Devlog: Trying OpenAI Codex to Produce Freelens Logo Creator
Tried a bit of vibe coding using OpenAI Codex yesterday.
I needed something to produce nice logos for Freelens so I can tell each cluster apart. The default avatar for Freelens is an abbreviation of the cluster name set atop a random background colour, which doesn’t do me a lot of good as the cluster names I work with are all similar, and would produce the same abbreviations. Furthermore, Freelens doesn’t have a way to change these default avatars. But it does have a way to upload new avatars as an image.
This was a perfect candidate for trying out OpenAI Codex. A use-case that I needed but was not important nor interesting enough for me to build manually. I mean, knowing me, I probably would’ve built it, but it wouldn’t have been good use of my time. So I created a new Github repo, connected it to Codex, and gave it this prompt:
I would like a static web-page, consisting of one HTML file, and one JavaScript file. This is to be vanilla JavaScript that does not require NPM or any external dependencies.
This page is to have a form which accepts the following input:
- A text input with the name “Upper” which accepts a string of any kind.
- A text input with the name “Lower” which accepts a string of any kind.
- A selection for background colour. Instead of a colour picker, please allow the user to select one of 8 distinct colour choices. Each one should be distinct enough such that the user is able to distinguish them from each other. They should be of medium darkness, such that if white text were to be display atop of it, the text should be legible; yet not too dark as to be hard to distinguish.
The page is also to have a canvas element, of about 80 x 80 points, which will take input of the form above and do the following:
- Fill the background with the chosen background colour.
- Draw a thin dividing line — no greater than 6 px wide — in white across the width of the canvas.
- Print the form value of “Upper” in uppercase, in a san serif font, centred and above the dividing line in white. The printed text should be large enough to fill most of
- Print the form value of “Lower” in uppercase, in a san serif font, centred and below the dividing line in white.
- Ensure that a suitable margin of 15 pixels padding around the border of the canvas content, and that the printed text and dividing line is not drawn beyond the margin.
The canvas element is to be updated when the form values are changed.
Below the canvas should be a button which should allow the user to download the canvas image as a PNG.
And here’s what it produced:

It pretty much did what it said on the tin: when I changed the value of upper or lower, or changed the background colour, the canvas would redraw showing a different preview. Clicking “Download PNG” would allow me to save it as an image.

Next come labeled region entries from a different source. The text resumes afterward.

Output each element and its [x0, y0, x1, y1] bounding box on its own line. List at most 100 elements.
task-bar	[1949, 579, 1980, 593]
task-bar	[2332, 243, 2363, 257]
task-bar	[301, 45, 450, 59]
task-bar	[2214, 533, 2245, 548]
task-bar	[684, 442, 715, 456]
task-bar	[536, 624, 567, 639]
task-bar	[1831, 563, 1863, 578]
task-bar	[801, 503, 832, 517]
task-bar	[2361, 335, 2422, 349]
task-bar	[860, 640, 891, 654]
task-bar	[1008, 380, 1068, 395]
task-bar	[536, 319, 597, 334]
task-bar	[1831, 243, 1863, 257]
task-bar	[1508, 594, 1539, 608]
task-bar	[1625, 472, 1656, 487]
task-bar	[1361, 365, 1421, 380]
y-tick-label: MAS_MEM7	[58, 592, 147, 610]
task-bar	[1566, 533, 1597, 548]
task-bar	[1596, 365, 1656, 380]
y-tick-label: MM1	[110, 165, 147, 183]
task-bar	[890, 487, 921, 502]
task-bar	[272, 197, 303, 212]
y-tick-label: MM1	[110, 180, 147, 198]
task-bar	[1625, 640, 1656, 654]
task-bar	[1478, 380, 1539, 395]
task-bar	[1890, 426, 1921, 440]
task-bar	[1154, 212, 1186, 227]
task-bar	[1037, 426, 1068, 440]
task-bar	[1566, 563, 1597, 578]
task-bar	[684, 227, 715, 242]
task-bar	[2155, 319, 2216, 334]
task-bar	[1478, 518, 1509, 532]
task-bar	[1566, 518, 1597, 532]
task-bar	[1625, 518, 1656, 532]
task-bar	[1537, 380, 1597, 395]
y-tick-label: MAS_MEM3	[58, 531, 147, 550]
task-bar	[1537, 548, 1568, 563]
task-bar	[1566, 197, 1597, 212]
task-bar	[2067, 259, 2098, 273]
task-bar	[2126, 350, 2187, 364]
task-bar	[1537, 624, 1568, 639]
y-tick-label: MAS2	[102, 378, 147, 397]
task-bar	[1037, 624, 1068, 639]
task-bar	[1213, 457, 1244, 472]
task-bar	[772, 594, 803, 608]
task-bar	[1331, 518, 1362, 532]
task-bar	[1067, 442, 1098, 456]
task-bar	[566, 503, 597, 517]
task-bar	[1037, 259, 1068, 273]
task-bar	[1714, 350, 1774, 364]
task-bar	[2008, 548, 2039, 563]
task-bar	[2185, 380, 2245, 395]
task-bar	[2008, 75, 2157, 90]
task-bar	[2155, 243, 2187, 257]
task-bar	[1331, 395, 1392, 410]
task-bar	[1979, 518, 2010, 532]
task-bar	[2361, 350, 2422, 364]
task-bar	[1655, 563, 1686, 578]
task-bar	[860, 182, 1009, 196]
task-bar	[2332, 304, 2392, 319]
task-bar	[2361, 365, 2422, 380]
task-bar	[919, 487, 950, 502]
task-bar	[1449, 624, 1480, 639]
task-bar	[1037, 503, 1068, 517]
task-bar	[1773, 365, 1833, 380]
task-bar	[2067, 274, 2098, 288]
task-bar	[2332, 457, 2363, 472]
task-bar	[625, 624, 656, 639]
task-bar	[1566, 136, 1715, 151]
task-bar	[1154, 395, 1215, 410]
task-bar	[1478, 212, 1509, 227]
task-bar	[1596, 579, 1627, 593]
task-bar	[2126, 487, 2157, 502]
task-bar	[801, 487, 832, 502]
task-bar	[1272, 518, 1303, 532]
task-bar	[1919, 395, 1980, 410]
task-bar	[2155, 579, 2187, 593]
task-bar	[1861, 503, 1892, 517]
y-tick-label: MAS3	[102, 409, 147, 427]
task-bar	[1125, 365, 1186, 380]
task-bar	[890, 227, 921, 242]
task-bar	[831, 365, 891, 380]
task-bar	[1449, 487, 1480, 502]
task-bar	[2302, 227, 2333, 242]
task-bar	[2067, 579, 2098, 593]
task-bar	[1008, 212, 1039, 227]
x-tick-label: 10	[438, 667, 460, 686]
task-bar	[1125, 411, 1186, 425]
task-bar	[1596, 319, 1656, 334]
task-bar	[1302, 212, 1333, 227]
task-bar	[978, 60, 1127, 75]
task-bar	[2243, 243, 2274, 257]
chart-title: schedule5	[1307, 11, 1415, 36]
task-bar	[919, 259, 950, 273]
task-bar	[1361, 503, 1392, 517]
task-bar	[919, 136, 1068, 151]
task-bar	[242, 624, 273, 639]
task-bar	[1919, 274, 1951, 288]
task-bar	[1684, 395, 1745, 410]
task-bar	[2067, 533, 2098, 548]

On the whole, what I received was pretty good. It’s not perfect — there’s no styling; orange is a bit too close to amber, as is green and teal; and the alignment of the bottom line is slightly off. But it’s a pretty decent start.
There were some things I wanted to change, so I went in myself. I found a nice looking stylesheet called Pico CSS, which I’ve applied. Normally I would’ve turned to simple.css, but I’ve been using that a lot and I wanted to try a nice, fresh look. I also adjusted the vertical positioning of the lower row in the icon, added support for single line icons, and adjusted the colours a little.

The whole thing looks quite nice now, and I’m quite happy with the icons it produces:

I’m still working out how these AI coding agents will fit into my life. I’ve been using Claude Code occasionally, and that’s been a good fit for projects where I’d prefer to be the driver. But there are occasional things that I’d like to see exist but are a little too trivial to spend the time on. In those cases, I may not have built it at all; or I would’ve built it and then immediately regret spending the time doing so it. And that might be where Codex could be useful: it provides a good starting point, which I can then refine.
If you’re interested in trying this tool out, you can find a link to it here. The source you can find on GitHub.